We are not a week since the shooting at Apalachee High School in Georgia where two students and two teachers were killed. Since that day, three police officers and the suspect were shot in Milwaukee, five people were shot outside Washington DC, five people were shot in random highway shootings on I-75 in Kentucky by a still-at-large shooter, one person was killed and 4 others wounded in a bar in Pennsylvania, five people were wounded in a shooting at a fraternity house in Florida, and four were killed in Amarillo, Texas when a man killed his wife and two children before shooting himself. Lord in your mercy.

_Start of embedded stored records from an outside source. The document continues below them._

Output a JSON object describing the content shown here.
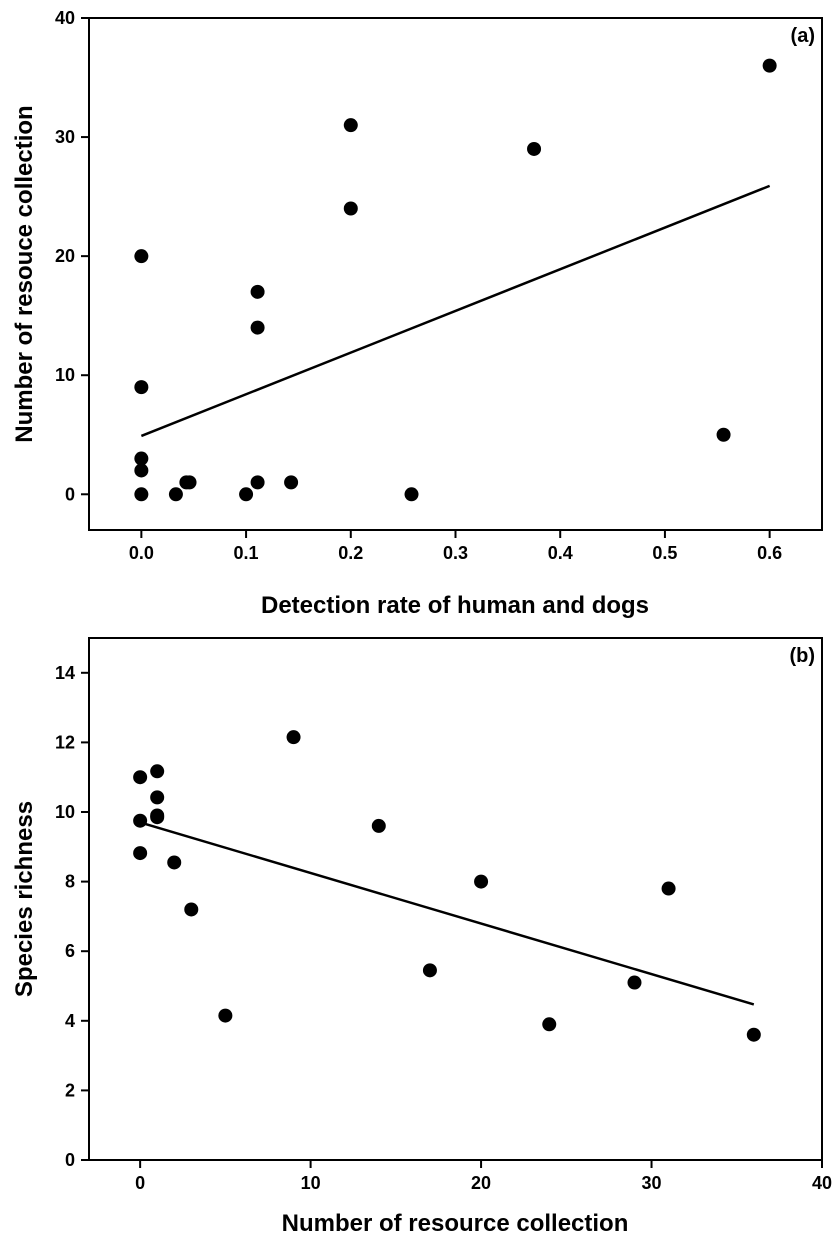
{
  "chart_data": [
    {
      "type": "scatter",
      "panel_label": "(a)",
      "xlabel": "Detection rate of human and dogs",
      "ylabel": "Number of resouce collection",
      "xlim": [
        -0.05,
        0.65
      ],
      "ylim": [
        -3,
        40
      ],
      "xticks": [
        0.0,
        0.1,
        0.2,
        0.3,
        0.4,
        0.5,
        0.6
      ],
      "xtick_labels": [
        "0.0",
        "0.1",
        "0.2",
        "0.3",
        "0.4",
        "0.5",
        "0.6"
      ],
      "yticks": [
        0,
        10,
        20,
        30,
        40
      ],
      "ytick_labels": [
        "0",
        "10",
        "20",
        "30",
        "40"
      ],
      "grid": false,
      "points": [
        {
          "x": 0.0,
          "y": 20
        },
        {
          "x": 0.0,
          "y": 9
        },
        {
          "x": 0.0,
          "y": 3
        },
        {
          "x": 0.0,
          "y": 2
        },
        {
          "x": 0.0,
          "y": 0
        },
        {
          "x": 0.033,
          "y": 0
        },
        {
          "x": 0.043,
          "y": 1
        },
        {
          "x": 0.046,
          "y": 1
        },
        {
          "x": 0.1,
          "y": 0
        },
        {
          "x": 0.111,
          "y": 1
        },
        {
          "x": 0.111,
          "y": 14
        },
        {
          "x": 0.111,
          "y": 17
        },
        {
          "x": 0.143,
          "y": 1
        },
        {
          "x": 0.2,
          "y": 31
        },
        {
          "x": 0.2,
          "y": 24
        },
        {
          "x": 0.258,
          "y": 0
        },
        {
          "x": 0.375,
          "y": 29
        },
        {
          "x": 0.556,
          "y": 5
        },
        {
          "x": 0.6,
          "y": 36
        }
      ],
      "fit_line": {
        "x": [
          0.0,
          0.6
        ],
        "y": [
          4.9,
          25.9
        ]
      }
    },
    {
      "type": "scatter",
      "panel_label": "(b)",
      "xlabel": "Number of resource collection",
      "ylabel": "Species richness",
      "xlim": [
        -3,
        40
      ],
      "ylim": [
        0,
        15
      ],
      "xticks": [
        0,
        10,
        20,
        30,
        40
      ],
      "xtick_labels": [
        "0",
        "10",
        "20",
        "30",
        "40"
      ],
      "yticks": [
        0,
        2,
        4,
        6,
        8,
        10,
        12,
        14
      ],
      "ytick_labels": [
        "0",
        "2",
        "4",
        "6",
        "8",
        "10",
        "12",
        "14"
      ],
      "grid": false,
      "points": [
        {
          "x": 0,
          "y": 11.0
        },
        {
          "x": 0,
          "y": 9.75
        },
        {
          "x": 0,
          "y": 8.82
        },
        {
          "x": 1,
          "y": 11.17
        },
        {
          "x": 1,
          "y": 10.42
        },
        {
          "x": 1,
          "y": 9.9
        },
        {
          "x": 1,
          "y": 9.85
        },
        {
          "x": 2,
          "y": 8.55
        },
        {
          "x": 3,
          "y": 7.2
        },
        {
          "x": 5,
          "y": 4.15
        },
        {
          "x": 9,
          "y": 12.15
        },
        {
          "x": 14,
          "y": 9.6
        },
        {
          "x": 17,
          "y": 5.45
        },
        {
          "x": 20,
          "y": 8.0
        },
        {
          "x": 24,
          "y": 3.9
        },
        {
          "x": 29,
          "y": 5.1
        },
        {
          "x": 31,
          "y": 7.8
        },
        {
          "x": 36,
          "y": 3.6
        }
      ],
      "fit_line": {
        "x": [
          0,
          36
        ],
        "y": [
          9.7,
          4.47
        ]
      }
    }
  ]
}
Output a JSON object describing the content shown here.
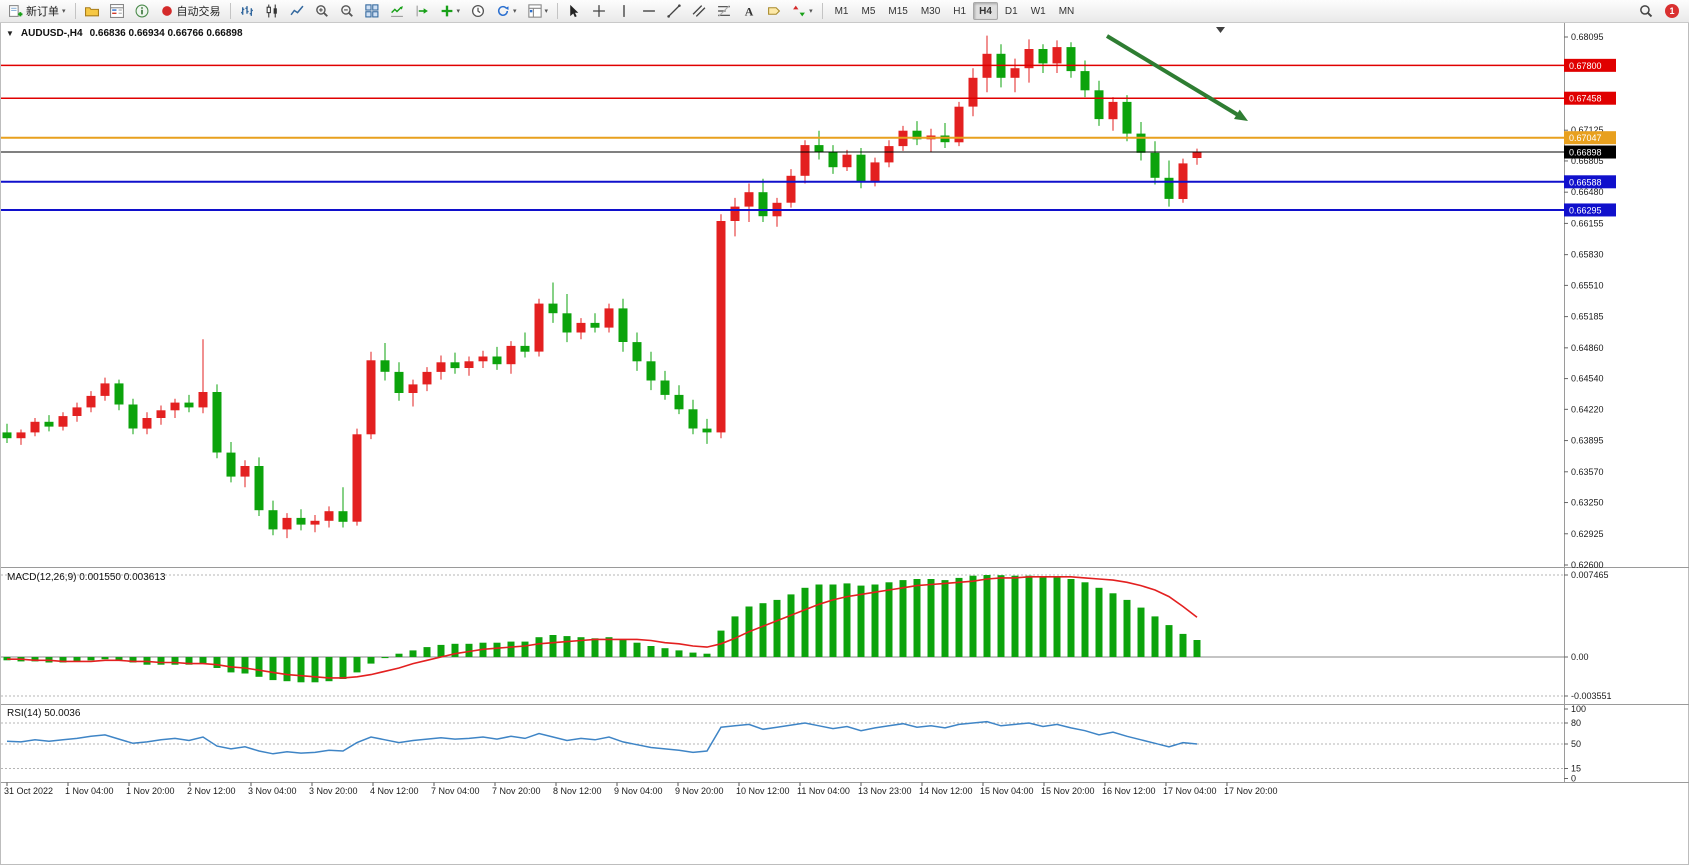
{
  "toolbar": {
    "new_order": "新订单",
    "autotrading": "自动交易",
    "timeframes": [
      "M1",
      "M5",
      "M15",
      "M30",
      "H1",
      "H4",
      "D1",
      "W1",
      "MN"
    ],
    "active_timeframe": "H4",
    "notification_count": "1"
  },
  "icons": {
    "caret_down": "▾",
    "collapse_triangle": "▼",
    "chart_shift_marker": "▼"
  },
  "chart": {
    "symbol_period": "AUDUSD-,H4",
    "ohlc": "0.66836 0.66934 0.66766 0.66898",
    "macd_label": "MACD(12,26,9) 0.001550 0.003613",
    "rsi_label": "RSI(14) 50.0036",
    "price_scale_ticks": [
      "0.68095",
      "0.67770",
      "0.67455",
      "0.67125",
      "0.66805",
      "0.66480",
      "0.66155",
      "0.65830",
      "0.65510",
      "0.65185",
      "0.64860",
      "0.64540",
      "0.64220",
      "0.63895",
      "0.63570",
      "0.63250",
      "0.62925",
      "0.62600"
    ],
    "macd_scale_ticks": [
      "0.007465",
      "0.00",
      "-0.003551"
    ],
    "macd_scale_values": [
      0.007465,
      0,
      -0.003551
    ],
    "rsi_scale_ticks": [
      "100",
      "80",
      "50",
      "15",
      "0"
    ],
    "rsi_scale_values": [
      100,
      80,
      50,
      15,
      0
    ],
    "rsi_levels": [
      80,
      50,
      15
    ],
    "time_labels": [
      "31 Oct 2022",
      "1 Nov 04:00",
      "1 Nov 20:00",
      "2 Nov 12:00",
      "3 Nov 04:00",
      "3 Nov 20:00",
      "4 Nov 12:00",
      "7 Nov 04:00",
      "7 Nov 20:00",
      "8 Nov 12:00",
      "9 Nov 04:00",
      "9 Nov 20:00",
      "10 Nov 12:00",
      "11 Nov 04:00",
      "13 Nov 23:00",
      "14 Nov 12:00",
      "15 Nov 04:00",
      "15 Nov 20:00",
      "16 Nov 12:00",
      "17 Nov 04:00",
      "17 Nov 20:00"
    ],
    "colors": {
      "bull": "#e32020",
      "bear": "#0ca30c",
      "macd_hist": "#0ca30c",
      "macd_signal": "#e32020",
      "rsi_line": "#3f85c6",
      "arrow": "#2e7d32",
      "level_red": "#e00000",
      "level_orange": "#e8a01e",
      "level_blue": "#1010cc",
      "level_black": "#000000"
    },
    "hlines": [
      {
        "price": 0.678,
        "label": "0.67800",
        "color": "#e00000",
        "width": 1.5
      },
      {
        "price": 0.67458,
        "label": "0.67458",
        "color": "#e00000",
        "width": 1.5
      },
      {
        "price": 0.67047,
        "label": "0.67047",
        "color": "#e8a01e",
        "width": 2
      },
      {
        "price": 0.66898,
        "label": "0.66898",
        "color": "#000000",
        "width": 1
      },
      {
        "price": 0.66588,
        "label": "0.66588",
        "color": "#1010cc",
        "width": 2
      },
      {
        "price": 0.66295,
        "label": "0.66295",
        "color": "#1010cc",
        "width": 2
      }
    ]
  },
  "chart_data": {
    "type": "candlestick",
    "symbol": "AUDUSD",
    "timeframe": "H4",
    "price_axis_range": [
      0.626,
      0.68095
    ],
    "current_bar": {
      "open": 0.66836,
      "high": 0.66934,
      "low": 0.66766,
      "close": 0.66898
    },
    "candles_ohlc": [
      [
        0.6398,
        0.6407,
        0.6387,
        0.6392
      ],
      [
        0.6392,
        0.6401,
        0.6385,
        0.6398
      ],
      [
        0.6398,
        0.6413,
        0.6394,
        0.6409
      ],
      [
        0.6409,
        0.6416,
        0.6399,
        0.6404
      ],
      [
        0.6404,
        0.6419,
        0.64,
        0.6415
      ],
      [
        0.6415,
        0.6429,
        0.6409,
        0.6424
      ],
      [
        0.6424,
        0.6441,
        0.6419,
        0.6436
      ],
      [
        0.6436,
        0.6455,
        0.6431,
        0.6449
      ],
      [
        0.6449,
        0.6453,
        0.6421,
        0.6427
      ],
      [
        0.6427,
        0.6433,
        0.6396,
        0.6402
      ],
      [
        0.6402,
        0.6419,
        0.6396,
        0.6413
      ],
      [
        0.6413,
        0.6426,
        0.6406,
        0.6421
      ],
      [
        0.6421,
        0.6433,
        0.6413,
        0.6429
      ],
      [
        0.6429,
        0.6437,
        0.6419,
        0.6424
      ],
      [
        0.6424,
        0.6495,
        0.6418,
        0.644
      ],
      [
        0.644,
        0.6448,
        0.6371,
        0.6377
      ],
      [
        0.6377,
        0.6388,
        0.6346,
        0.6352
      ],
      [
        0.6352,
        0.6369,
        0.6341,
        0.6363
      ],
      [
        0.6363,
        0.6372,
        0.6311,
        0.6317
      ],
      [
        0.6317,
        0.6327,
        0.6291,
        0.6297
      ],
      [
        0.6297,
        0.6314,
        0.6288,
        0.6309
      ],
      [
        0.6309,
        0.6318,
        0.6296,
        0.6302
      ],
      [
        0.6302,
        0.6312,
        0.6294,
        0.6306
      ],
      [
        0.6306,
        0.6321,
        0.6299,
        0.6316
      ],
      [
        0.6316,
        0.6341,
        0.6299,
        0.6305
      ],
      [
        0.6305,
        0.6402,
        0.6301,
        0.6396
      ],
      [
        0.6396,
        0.6482,
        0.6391,
        0.6473
      ],
      [
        0.6473,
        0.6491,
        0.6452,
        0.6461
      ],
      [
        0.6461,
        0.6471,
        0.6431,
        0.6439
      ],
      [
        0.6439,
        0.6453,
        0.6425,
        0.6448
      ],
      [
        0.6448,
        0.6466,
        0.6441,
        0.6461
      ],
      [
        0.6461,
        0.6478,
        0.6453,
        0.6471
      ],
      [
        0.6471,
        0.6481,
        0.6459,
        0.6465
      ],
      [
        0.6465,
        0.6477,
        0.6457,
        0.6472
      ],
      [
        0.6472,
        0.6483,
        0.6465,
        0.6477
      ],
      [
        0.6477,
        0.6487,
        0.6463,
        0.6469
      ],
      [
        0.6469,
        0.6493,
        0.6459,
        0.6488
      ],
      [
        0.6488,
        0.6502,
        0.6476,
        0.6482
      ],
      [
        0.6482,
        0.6537,
        0.6477,
        0.6532
      ],
      [
        0.6532,
        0.6554,
        0.6512,
        0.6522
      ],
      [
        0.6522,
        0.6542,
        0.6492,
        0.6502
      ],
      [
        0.6502,
        0.6517,
        0.6495,
        0.6512
      ],
      [
        0.6512,
        0.6522,
        0.6502,
        0.6507
      ],
      [
        0.6507,
        0.6532,
        0.6502,
        0.6527
      ],
      [
        0.6527,
        0.6537,
        0.6482,
        0.6492
      ],
      [
        0.6492,
        0.6502,
        0.6462,
        0.6472
      ],
      [
        0.6472,
        0.6482,
        0.6442,
        0.6452
      ],
      [
        0.6452,
        0.6462,
        0.6432,
        0.6437
      ],
      [
        0.6437,
        0.6447,
        0.6417,
        0.6422
      ],
      [
        0.6422,
        0.6432,
        0.6396,
        0.6402
      ],
      [
        0.6402,
        0.6412,
        0.6386,
        0.6398
      ],
      [
        0.6398,
        0.6625,
        0.6392,
        0.6618
      ],
      [
        0.6618,
        0.6642,
        0.6602,
        0.6633
      ],
      [
        0.6633,
        0.6657,
        0.6617,
        0.6648
      ],
      [
        0.6648,
        0.6662,
        0.6617,
        0.6623
      ],
      [
        0.6623,
        0.6642,
        0.6612,
        0.6637
      ],
      [
        0.6637,
        0.6672,
        0.6632,
        0.6665
      ],
      [
        0.6665,
        0.6702,
        0.6657,
        0.6697
      ],
      [
        0.6697,
        0.6712,
        0.6682,
        0.669
      ],
      [
        0.669,
        0.6697,
        0.6667,
        0.6674
      ],
      [
        0.6674,
        0.6692,
        0.667,
        0.6687
      ],
      [
        0.6687,
        0.6694,
        0.6652,
        0.6659
      ],
      [
        0.6659,
        0.6684,
        0.6654,
        0.6679
      ],
      [
        0.6679,
        0.6702,
        0.6674,
        0.6696
      ],
      [
        0.6696,
        0.6717,
        0.6691,
        0.6712
      ],
      [
        0.6712,
        0.6722,
        0.6697,
        0.6703
      ],
      [
        0.6703,
        0.6714,
        0.669,
        0.6707
      ],
      [
        0.6707,
        0.672,
        0.6694,
        0.67
      ],
      [
        0.67,
        0.6742,
        0.6696,
        0.6737
      ],
      [
        0.6737,
        0.6777,
        0.6727,
        0.6767
      ],
      [
        0.6767,
        0.6811,
        0.6752,
        0.6792
      ],
      [
        0.6792,
        0.6802,
        0.6757,
        0.6767
      ],
      [
        0.6767,
        0.6787,
        0.6752,
        0.6777
      ],
      [
        0.6777,
        0.6807,
        0.6762,
        0.6797
      ],
      [
        0.6797,
        0.6802,
        0.6772,
        0.6782
      ],
      [
        0.6782,
        0.6806,
        0.6772,
        0.6799
      ],
      [
        0.6799,
        0.6804,
        0.6767,
        0.6774
      ],
      [
        0.6774,
        0.6785,
        0.6747,
        0.6754
      ],
      [
        0.6754,
        0.6764,
        0.6717,
        0.6724
      ],
      [
        0.6724,
        0.6747,
        0.6712,
        0.6742
      ],
      [
        0.6742,
        0.6749,
        0.6701,
        0.6709
      ],
      [
        0.6709,
        0.6721,
        0.6681,
        0.6689
      ],
      [
        0.6689,
        0.6701,
        0.6656,
        0.6663
      ],
      [
        0.6663,
        0.6681,
        0.6633,
        0.6641
      ],
      [
        0.6641,
        0.6683,
        0.6637,
        0.6678
      ],
      [
        0.66836,
        0.66934,
        0.66766,
        0.66898
      ]
    ],
    "indicators": {
      "macd": {
        "label": "MACD(12,26,9)",
        "current_values": [
          0.00155,
          0.003613
        ],
        "histogram": [
          -0.0003,
          -0.0004,
          -0.0004,
          -0.0005,
          -0.0005,
          -0.0004,
          -0.0003,
          -0.0002,
          -0.0003,
          -0.0005,
          -0.0007,
          -0.0007,
          -0.0007,
          -0.0007,
          -0.0006,
          -0.001,
          -0.0014,
          -0.0015,
          -0.0018,
          -0.0021,
          -0.0022,
          -0.0023,
          -0.0023,
          -0.0022,
          -0.002,
          -0.0014,
          -0.0006,
          -0.0001,
          0.0003,
          0.0006,
          0.0009,
          0.0011,
          0.0012,
          0.0012,
          0.0013,
          0.0013,
          0.0014,
          0.0014,
          0.0018,
          0.002,
          0.0019,
          0.0018,
          0.0017,
          0.0018,
          0.0016,
          0.0013,
          0.001,
          0.0008,
          0.0006,
          0.0004,
          0.0003,
          0.0024,
          0.0037,
          0.0046,
          0.0049,
          0.0052,
          0.0057,
          0.0063,
          0.0066,
          0.0066,
          0.0067,
          0.0065,
          0.0066,
          0.0068,
          0.007,
          0.0071,
          0.0071,
          0.007,
          0.0072,
          0.0074,
          0.007465,
          0.00745,
          0.0074,
          0.0074,
          0.0073,
          0.0073,
          0.0071,
          0.0068,
          0.0063,
          0.0058,
          0.0052,
          0.0045,
          0.0037,
          0.0029,
          0.0021,
          0.00155
        ],
        "signal": [
          -0.0002,
          -0.0002,
          -0.0003,
          -0.0003,
          -0.0004,
          -0.0004,
          -0.0004,
          -0.0003,
          -0.0003,
          -0.0004,
          -0.0004,
          -0.0005,
          -0.0005,
          -0.0006,
          -0.0006,
          -0.0007,
          -0.0009,
          -0.001,
          -0.0012,
          -0.0014,
          -0.0016,
          -0.0017,
          -0.0018,
          -0.0019,
          -0.0019,
          -0.0018,
          -0.0016,
          -0.0013,
          -0.001,
          -0.0006,
          -0.0003,
          0.0,
          0.0003,
          0.0005,
          0.0007,
          0.0008,
          0.0009,
          0.001,
          0.0012,
          0.0013,
          0.0014,
          0.0015,
          0.0016,
          0.0016,
          0.0016,
          0.0016,
          0.0015,
          0.0013,
          0.0012,
          0.001,
          0.0009,
          0.0012,
          0.0017,
          0.0023,
          0.0028,
          0.0033,
          0.0038,
          0.0043,
          0.0048,
          0.0052,
          0.0055,
          0.0057,
          0.0059,
          0.0061,
          0.0063,
          0.0065,
          0.0066,
          0.0067,
          0.0068,
          0.0069,
          0.0071,
          0.0072,
          0.0072,
          0.0073,
          0.0073,
          0.0073,
          0.0073,
          0.0072,
          0.0071,
          0.007,
          0.0068,
          0.0065,
          0.0061,
          0.0055,
          0.0046,
          0.003613
        ]
      },
      "rsi": {
        "label": "RSI(14)",
        "current_value": 50.0036,
        "values": [
          54,
          53,
          56,
          54,
          56,
          58,
          61,
          63,
          57,
          51,
          53,
          56,
          58,
          55,
          60,
          47,
          43,
          46,
          40,
          36,
          39,
          37,
          38,
          41,
          40,
          52,
          60,
          56,
          52,
          55,
          57,
          59,
          57,
          58,
          60,
          57,
          61,
          58,
          65,
          60,
          55,
          58,
          56,
          60,
          53,
          49,
          45,
          43,
          41,
          38,
          40,
          74,
          76,
          78,
          71,
          74,
          77,
          80,
          76,
          72,
          75,
          69,
          73,
          76,
          79,
          74,
          76,
          73,
          78,
          80,
          82,
          76,
          78,
          80,
          75,
          78,
          73,
          69,
          63,
          67,
          61,
          56,
          51,
          46,
          52,
          50.0036
        ]
      }
    },
    "horizontal_levels": [
      0.678,
      0.67458,
      0.67047,
      0.66898,
      0.66588,
      0.66295
    ],
    "annotations": [
      {
        "type": "arrow",
        "direction": "down-right",
        "color": "#2e7d32"
      }
    ]
  }
}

Two weeks ago we grieved the killings of six of the Israeli hostages in Gaza and also grieved the deaths of hundreds more Palestinians in Gaza whose names most of us will never know. More continue to die in Ukraine and Russia, in Congo, in Chad, and the list goes on. Lord in your mercy.
Honestly, I could keep going but I cannot. But I lament from 23 years ago to today. I lament for places far from where I live and places just around the corner. Lord in your mercy.
As hard as it is, read the book of Lamentations and enter into the suffering of those who wrote it so long ago and let their words be yours as you lament for the pain and grief of our world today. Listen to Rabbi Kula’s voice using the words of victims of 9/11 in deep lament for their deaths and representative of the deaths of so many others. Lord in your mercy.
About the photo today. I don’t know what happened with this photo. The time stamp is from 1:40am this morning. I know I got up briefly at that time but don’t remember picking up my phone. I must have and when I did I somehow must have photographed something. It is a confusing image. A haunting image. An unresolved image. An image of lament?
Lord, in your mercy.
It has surely been a week for lament; yesterday I too was taken back to that day, at 8:46 am, and the sadness around what we do to each other, and then more sadness of how we get revenge. Your photo caught the grayness of it all.
Sadly it seems we are learning of senseless hateful behavior all the time now. I have a friend coming from Brooklyn NY to see Blink. I sure hope no fool decides that Blink would be a good place to start killing people. What have we come to? Jesus is not impressed, I feel sure.